WeWork launches 1st Burnaby location amid financial woes

WeWork opened its 56,000-sq.-ft. communal office space in Station Square shortly after reports from U.S. media that the company lost more than US$1 billion in three months

The tone was optimistic as local politicians and the business community came together Monday evening to celebrate the launch of WeWork’s first Burnaby location.

The two-floor, 56,000-sq.-ft. space opened recently in Station Square, and the company hosted members of city council and the business community for a grand opening.

The Metrotown location is the sixth in Metro Vancouver and the first in Burnaby, with another location expected to be opened in the first quarter of 2021 in the Brentwood area.
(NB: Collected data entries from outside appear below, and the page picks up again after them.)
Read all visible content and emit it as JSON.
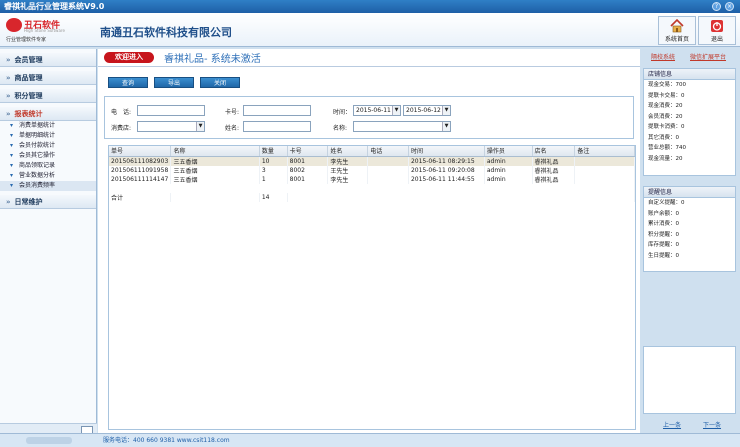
{
  "window": {
    "title": "睿祺礼品行业管理系统V9.0"
  },
  "header": {
    "logo_text": "丑石软件",
    "logo_sub": "High Stone Software",
    "logo_tag": "行业管理软件专家",
    "company": "南通丑石软件科技有限公司",
    "home_label": "系统首页",
    "exit_label": "退出"
  },
  "links": {
    "switch_system": "隔校系统",
    "wechat": "微信扩展平台"
  },
  "sidebar": {
    "sections": [
      {
        "label": "会员管理"
      },
      {
        "label": "商品管理"
      },
      {
        "label": "积分管理"
      },
      {
        "label": "报表统计"
      },
      {
        "label": "日常维护"
      }
    ],
    "report_items": [
      "消费单据统计",
      "单据明细统计",
      "会员付款统计",
      "会员其它操作",
      "商品领取记录",
      "营业数据分析",
      "会员消费频率"
    ]
  },
  "main": {
    "welcome_button": "欢迎进入",
    "banner": "睿祺礼品- 系统未激活",
    "toolbar": {
      "query": "查询",
      "export": "导出",
      "close": "关闭"
    }
  },
  "filter": {
    "phone_label": "电　话:",
    "card_label": "卡号:",
    "time_label": "时间：",
    "date_from": "2015-06-11",
    "date_to": "2015-06-12",
    "store_label": "消费店:",
    "name_label": "姓名:",
    "item_label": "名称:"
  },
  "table": {
    "columns": [
      "单号",
      "名称",
      "数量",
      "卡号",
      "姓名",
      "电话",
      "时间",
      "操作员",
      "店名",
      "备注"
    ],
    "rows": [
      [
        "201506111082903",
        "三五香烟",
        "10",
        "8001",
        "李先生",
        "",
        "2015-06-11 08:29:15",
        "admin",
        "睿祺礼品",
        ""
      ],
      [
        "201506111091958",
        "三五香烟",
        "3",
        "8002",
        "王先生",
        "",
        "2015-06-11 09:20:08",
        "admin",
        "睿祺礼品",
        ""
      ],
      [
        "201506111114147",
        "三五香烟",
        "1",
        "8001",
        "李先生",
        "",
        "2015-06-11 11:44:55",
        "admin",
        "睿祺礼品",
        ""
      ]
    ],
    "total_label": "合计",
    "total_qty": "14"
  },
  "store_info": {
    "title": "店铺信息",
    "rows": [
      "现金交易：700",
      "提联卡交易：0",
      "现金消费：20",
      "会员消费：20",
      "提联卡消费：0",
      "其它消费：0",
      "营业总额：740",
      "现金流量：20"
    ]
  },
  "reminders": {
    "title": "提醒信息",
    "rows": [
      "自定义提醒：0",
      "账户余额：0",
      "累计消费：0",
      "积分提醒：0",
      "库存提醒：0",
      "生日提醒：0"
    ]
  },
  "pager": {
    "prev": "上一条",
    "next": "下一条"
  },
  "status": {
    "phone": "服务电话：400 660 9381  www.csit118.com"
  }
}
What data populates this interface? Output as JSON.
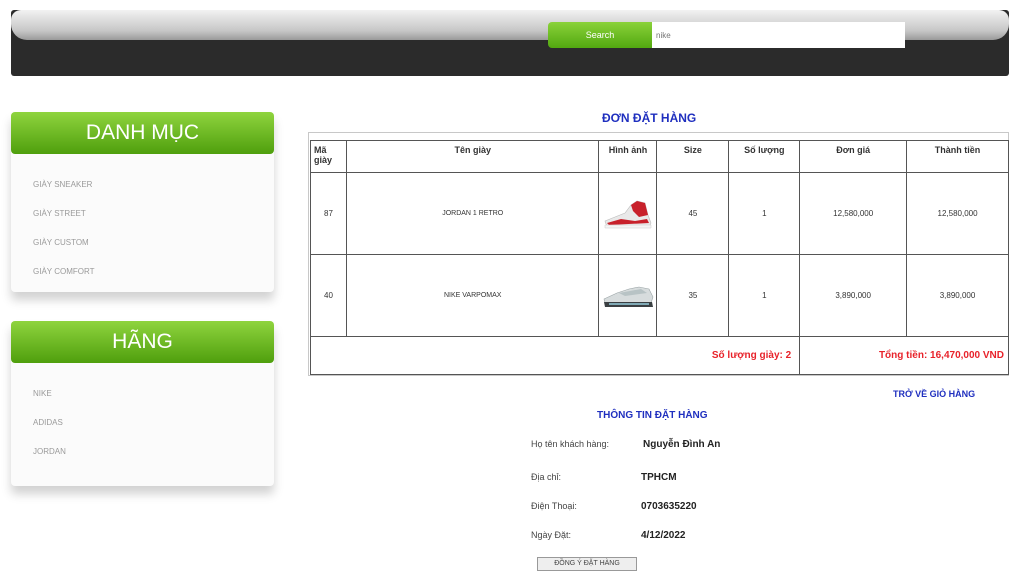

WeWork is simultaneously a landlord and a tenant of office space – the company leases large office spaces, which it renovates into a communal office space, with smaller plots within leased out to individual professionals and companies.

The company has faced financial tumult in recent months – particularly in the three months ending in September, when it lost US$1.25 billion according to a report from the New York Times. That publication said the company was expected to lay off thousands of employees.

WeWork’s model was described by the Times as “an erratic expansion that included adding huge office spaces in the world’s most expensive cities.” Many of WeWork’s locations were losing money, according to the Times.

So why is the company moving ahead with two new locations in Burnaby? In a statement to the NOW, Stephen Tapp, WeWork general manager for Canada, said the company is “focused on smart, strategic growth across Metro Vancouver.”

“This continues to be a very strong market for us with a thriving core business, incredible demand and great assets,” Tapp said in an email statement. “Here on the front lines, the things all of us woke up to each morning three months ago are the same now and every day moving forward: creating an exceptional experience and beautiful spaces for our members.”

A WeWork spokesperson pointed to a CNBC interview in which the newly installed executive chairman, Marcelo Claure, said the company is expecting to have turned its financial situation around by 2021.

None of the skepticism that has permeated media reporting around WeWork was apparent at Monday evening’s ribbon cutting event in the location’s sleek, modern space.

“We are now so thrilled to be helping connect Burnaby and Vancouver. With WeWork, you can now easily work amongst these two cities,” said Brianna Iverson, WeWork community director for Vancouver, Burnaby and Calgary, in comments to attendees.

Burnaby Board of Trade president Paul Holden said, “When you get a global brand, such as WeWork, choosing Burnaby to be one of its major homes here in the Lower Mainland, I think it speaks to the quality of the business community and the potential that we have here in Burnaby.”

It’s not just WeWork that has faced challenges – Cmpny, a local startup offering co-working space, recently told its customers it would be closing its Burnaby location on Jan. 31, 2020 and its Coquitlam location on Mar. 31, 2020. The reason for the closures is not clear at this point.

But while WeWork has liabilities – mounting pressure from investors to become profitable – Mayor Mike Hurley said it also has advantages over Cmpny.

“It wasn’t as connected to other spaces the same. You can be connected to other spaces anywhere in North America with this,” Hurley said.

“So this one will have more – I think a lot more – behind it. But you never know [with] new businesses. Some of them fail; some of them thrive. And we hope that this one will thrive.”